REI Plans New Store in Henderson
Recreational Equipment, Inc. (REI), a national retail cooperative providing outdoor gear and clothing, recently announced plans to open a store in April 2004 in Henderson in a new lifestyle center called the Shops at Green Valley Ranch at the intersection of I-215 and Green Valley Parkway. This is REI’s first store in the Las Vegas area. Its Reno store opened in 1999. REI has 2,500 active members in the Las Vegas area. While anyone may shop at REI, members pay a one-time $15 fee and receive a share in the company’s profits through an annual refund based on their purchases. The 22,500-square-foot store will employ 50 full- and part-time staff and provide REI’s full line of outdoor gear and clothing for hiking, camping, climbing, cycling, paddling and winter sports. A gear rental department will encourage people to try outdoor sports.
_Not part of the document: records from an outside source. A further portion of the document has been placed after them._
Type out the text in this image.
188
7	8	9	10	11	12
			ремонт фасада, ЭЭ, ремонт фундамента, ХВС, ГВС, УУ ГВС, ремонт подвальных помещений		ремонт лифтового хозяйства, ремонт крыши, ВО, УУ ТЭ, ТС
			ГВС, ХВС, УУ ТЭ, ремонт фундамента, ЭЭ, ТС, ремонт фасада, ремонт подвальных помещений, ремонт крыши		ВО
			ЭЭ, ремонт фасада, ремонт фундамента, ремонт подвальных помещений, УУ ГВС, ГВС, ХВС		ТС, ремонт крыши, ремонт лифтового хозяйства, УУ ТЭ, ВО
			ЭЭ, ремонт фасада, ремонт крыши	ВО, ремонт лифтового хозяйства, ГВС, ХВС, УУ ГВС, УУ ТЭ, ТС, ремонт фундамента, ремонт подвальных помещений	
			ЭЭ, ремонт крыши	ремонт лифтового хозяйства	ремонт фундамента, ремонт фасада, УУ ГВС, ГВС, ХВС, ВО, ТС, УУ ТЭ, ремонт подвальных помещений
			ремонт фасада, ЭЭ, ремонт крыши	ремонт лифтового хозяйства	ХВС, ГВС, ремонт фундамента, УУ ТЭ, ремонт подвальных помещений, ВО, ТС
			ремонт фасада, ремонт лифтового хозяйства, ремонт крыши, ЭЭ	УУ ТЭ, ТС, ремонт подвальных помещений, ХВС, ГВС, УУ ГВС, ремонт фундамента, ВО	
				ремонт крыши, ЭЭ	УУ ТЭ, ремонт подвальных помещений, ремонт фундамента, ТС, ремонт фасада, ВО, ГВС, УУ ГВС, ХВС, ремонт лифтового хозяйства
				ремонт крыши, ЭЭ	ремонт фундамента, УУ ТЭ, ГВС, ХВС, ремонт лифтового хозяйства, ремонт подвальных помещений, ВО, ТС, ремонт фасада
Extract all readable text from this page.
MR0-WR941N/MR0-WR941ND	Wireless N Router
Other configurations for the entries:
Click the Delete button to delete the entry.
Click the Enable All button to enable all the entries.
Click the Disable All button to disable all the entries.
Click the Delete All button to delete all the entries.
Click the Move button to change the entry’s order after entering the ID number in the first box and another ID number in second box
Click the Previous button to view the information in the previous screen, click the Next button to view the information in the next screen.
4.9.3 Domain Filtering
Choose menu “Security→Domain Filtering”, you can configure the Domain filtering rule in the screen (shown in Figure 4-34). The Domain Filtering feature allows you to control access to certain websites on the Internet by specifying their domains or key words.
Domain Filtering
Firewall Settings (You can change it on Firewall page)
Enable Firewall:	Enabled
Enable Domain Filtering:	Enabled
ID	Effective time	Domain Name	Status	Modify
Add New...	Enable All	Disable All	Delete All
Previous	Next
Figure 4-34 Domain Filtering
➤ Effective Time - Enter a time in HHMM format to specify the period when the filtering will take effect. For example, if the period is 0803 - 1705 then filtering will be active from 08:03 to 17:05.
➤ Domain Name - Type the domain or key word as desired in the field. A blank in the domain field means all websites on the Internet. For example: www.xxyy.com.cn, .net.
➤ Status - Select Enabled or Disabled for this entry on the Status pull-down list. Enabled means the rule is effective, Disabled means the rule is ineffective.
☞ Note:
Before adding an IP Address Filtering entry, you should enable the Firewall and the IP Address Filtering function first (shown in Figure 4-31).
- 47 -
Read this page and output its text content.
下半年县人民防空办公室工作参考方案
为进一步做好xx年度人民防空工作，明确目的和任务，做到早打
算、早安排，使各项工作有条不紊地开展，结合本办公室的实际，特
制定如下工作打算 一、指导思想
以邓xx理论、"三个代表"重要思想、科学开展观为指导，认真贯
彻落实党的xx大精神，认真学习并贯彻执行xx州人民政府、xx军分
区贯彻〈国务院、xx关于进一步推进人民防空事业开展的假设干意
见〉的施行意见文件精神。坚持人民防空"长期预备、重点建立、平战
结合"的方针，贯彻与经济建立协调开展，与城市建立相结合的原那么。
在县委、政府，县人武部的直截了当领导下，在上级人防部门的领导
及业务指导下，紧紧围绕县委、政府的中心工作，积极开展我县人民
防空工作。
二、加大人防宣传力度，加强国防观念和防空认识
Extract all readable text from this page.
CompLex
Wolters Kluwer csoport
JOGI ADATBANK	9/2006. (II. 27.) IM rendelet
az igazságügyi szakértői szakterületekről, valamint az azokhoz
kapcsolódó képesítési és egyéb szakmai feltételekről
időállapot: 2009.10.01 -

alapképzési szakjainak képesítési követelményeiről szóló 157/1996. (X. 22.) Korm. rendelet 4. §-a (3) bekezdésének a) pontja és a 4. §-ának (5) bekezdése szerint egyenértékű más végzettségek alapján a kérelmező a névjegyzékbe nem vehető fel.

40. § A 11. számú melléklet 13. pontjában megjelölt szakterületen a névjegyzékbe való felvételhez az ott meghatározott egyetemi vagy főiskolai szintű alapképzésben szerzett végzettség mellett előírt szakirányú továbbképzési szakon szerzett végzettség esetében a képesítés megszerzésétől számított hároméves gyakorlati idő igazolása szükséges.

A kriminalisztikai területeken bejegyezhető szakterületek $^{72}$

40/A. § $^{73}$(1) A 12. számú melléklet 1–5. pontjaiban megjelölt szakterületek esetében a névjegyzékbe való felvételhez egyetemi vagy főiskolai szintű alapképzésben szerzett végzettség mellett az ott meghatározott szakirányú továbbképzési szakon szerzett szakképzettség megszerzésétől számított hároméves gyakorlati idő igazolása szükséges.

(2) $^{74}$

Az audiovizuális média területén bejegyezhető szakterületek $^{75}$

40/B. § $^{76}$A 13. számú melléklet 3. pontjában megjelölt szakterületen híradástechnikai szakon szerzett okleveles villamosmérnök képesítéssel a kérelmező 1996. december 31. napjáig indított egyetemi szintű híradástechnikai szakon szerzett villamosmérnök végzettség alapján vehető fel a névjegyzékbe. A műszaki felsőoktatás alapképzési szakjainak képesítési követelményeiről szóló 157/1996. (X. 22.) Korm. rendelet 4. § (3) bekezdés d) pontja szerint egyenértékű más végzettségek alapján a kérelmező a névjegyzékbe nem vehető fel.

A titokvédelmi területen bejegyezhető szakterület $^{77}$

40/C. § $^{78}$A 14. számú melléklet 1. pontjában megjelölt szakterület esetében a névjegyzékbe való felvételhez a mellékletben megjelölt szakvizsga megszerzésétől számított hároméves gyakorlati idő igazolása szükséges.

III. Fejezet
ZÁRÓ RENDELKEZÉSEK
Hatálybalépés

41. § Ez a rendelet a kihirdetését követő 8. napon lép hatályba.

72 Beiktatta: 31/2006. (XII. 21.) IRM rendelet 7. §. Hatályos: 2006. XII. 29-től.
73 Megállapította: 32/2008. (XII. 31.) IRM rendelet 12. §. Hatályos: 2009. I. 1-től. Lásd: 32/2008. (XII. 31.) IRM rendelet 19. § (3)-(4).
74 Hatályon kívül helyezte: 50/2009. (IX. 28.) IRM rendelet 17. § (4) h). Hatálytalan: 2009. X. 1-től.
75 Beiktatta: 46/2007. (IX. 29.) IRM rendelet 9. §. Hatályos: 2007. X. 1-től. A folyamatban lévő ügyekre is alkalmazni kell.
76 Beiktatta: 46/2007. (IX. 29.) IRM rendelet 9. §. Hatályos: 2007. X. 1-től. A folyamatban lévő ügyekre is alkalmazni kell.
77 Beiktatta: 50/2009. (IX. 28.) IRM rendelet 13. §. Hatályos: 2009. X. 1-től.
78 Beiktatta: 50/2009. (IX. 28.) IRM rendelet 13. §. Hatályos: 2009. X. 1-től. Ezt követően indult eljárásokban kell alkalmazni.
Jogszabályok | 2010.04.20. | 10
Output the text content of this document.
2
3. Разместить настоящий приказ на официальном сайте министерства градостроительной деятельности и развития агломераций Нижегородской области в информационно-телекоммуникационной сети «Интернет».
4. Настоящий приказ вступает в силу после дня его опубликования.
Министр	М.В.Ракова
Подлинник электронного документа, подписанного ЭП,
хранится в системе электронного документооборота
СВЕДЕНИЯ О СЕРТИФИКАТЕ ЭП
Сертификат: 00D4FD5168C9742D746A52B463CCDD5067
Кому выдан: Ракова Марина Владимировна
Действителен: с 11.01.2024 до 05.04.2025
The Henderson store will include a camp-stove demonstration area, a water-filter testing station and a hiking-boot testing rock, plus space to climb into tents and heft backpacks.
Las Vegas Monorail on Schedule for Opening
Developers of the Las Vegas Monorail recently announced that the $650 million transit system running in the Las Vegas resort corridor should be completed $23 million under budget and on schedule to begin revenue service by March 1, 2004. The monorail will link eight major Las Vegas resorts with more than 24,000 hotel rooms, and nine convention facilities, including the Las Vegas Convention Center. The four-mile system will connect the MGM Grand and Sahara hotel-casinos on a route running east of and parallel to the Las Vegas Strip. Plans call for the monorail to eventually connect downtown Las Vegas and McCarran International Airport. The fare for a one-way trip on the Las Vegas Monorail will be $3, with round-trip fare costing $5.50. The monorail will run 20 hours per day, from 6 a.m. to 2 a.m., 365 days a year. The monorail system is owned and operated by the Las Vegas Monorail Company, a non-profit corporation whose board is appointed by Nevada’s governor. The monorail company has engaged Transit Systems Management, LLC to administer all monorail-related contracts for the non-profit corporation. Bombardier Transportation is overseeing construction of the entire system and Granite Construction is the civil contractor. Gensler Architects is the master architect and Carter-Burgess is the engineer of record.
Washoe Medical Opens New Hospital
Washoe Medical Center South Meadows, which will begin accepting patients this month, will be the first new hospital in over 20 years in the Reno area. Construction, which began in October 2003, was prompted by the increasing demand for healthcare services in the fast-growing South Meadows area, where emergency services, acute-care beds and operating rooms had not increased as quickly as the population. During the 10-year period from 1990 to 2000, south Reno’s population increased at nearly twice the rate of the greater Reno-Sparks area. Washoe Medical Center South Meadows is situated on an 18-acre campus just off the Highway 395 South Meadows exit, near the Double Diamond master-planned community. The existing building, which opened as Washoe Village in 1999, is being expanded to create space for new critical care, medical-surgical and telemetry units, as well as long-term acute care. Two new buildings are being added: The Pavilion, a 51,000 square-foot diagnostic and treatment center, and The Terrace, a 66,000-square-foot medical office building. The Pavilion’s 24-hour emergency department will feature 10 bays, and advanced imaging and laboratory services are located adjacent to the emergency area. Surgery services will feature four large suites for inpatient and outpatient procedures. Inpatient lab, EKG and advanced imaging services, including MRI, CT, ultrasound, and general radiography and fluoroscopy, are located nearby. Nuclear medicine, mammography, and additional surgery suites will be available in the future. More than 500 staff will be on board when the hospital opens.
SBC Brings High-Speed Internet To Rural Nevada
SBC Internet Services (SBCIS) has announced plans to deploy SBC Yahoo! DSL high-speed Internet access to eight communities in rural Nevada. SBC’s deployment of DSL in rural Nevada responds to the passage in the last legislative session of Senate Bill 400 (SB400), which created a regulatory environment that promotes a “level playing field” between all broadband providers. Residents in Fernley, Washoe and Dayton have already received access, while the communities of Hawthorne, Lovelock, Pahrump, Silver Springs and Verdi will have availability sometime in 2004. Subscribers can choose between several different bandwidth and price plans to match their online needs and budgets, and Internet services can be bundled with other SBC services on one bill.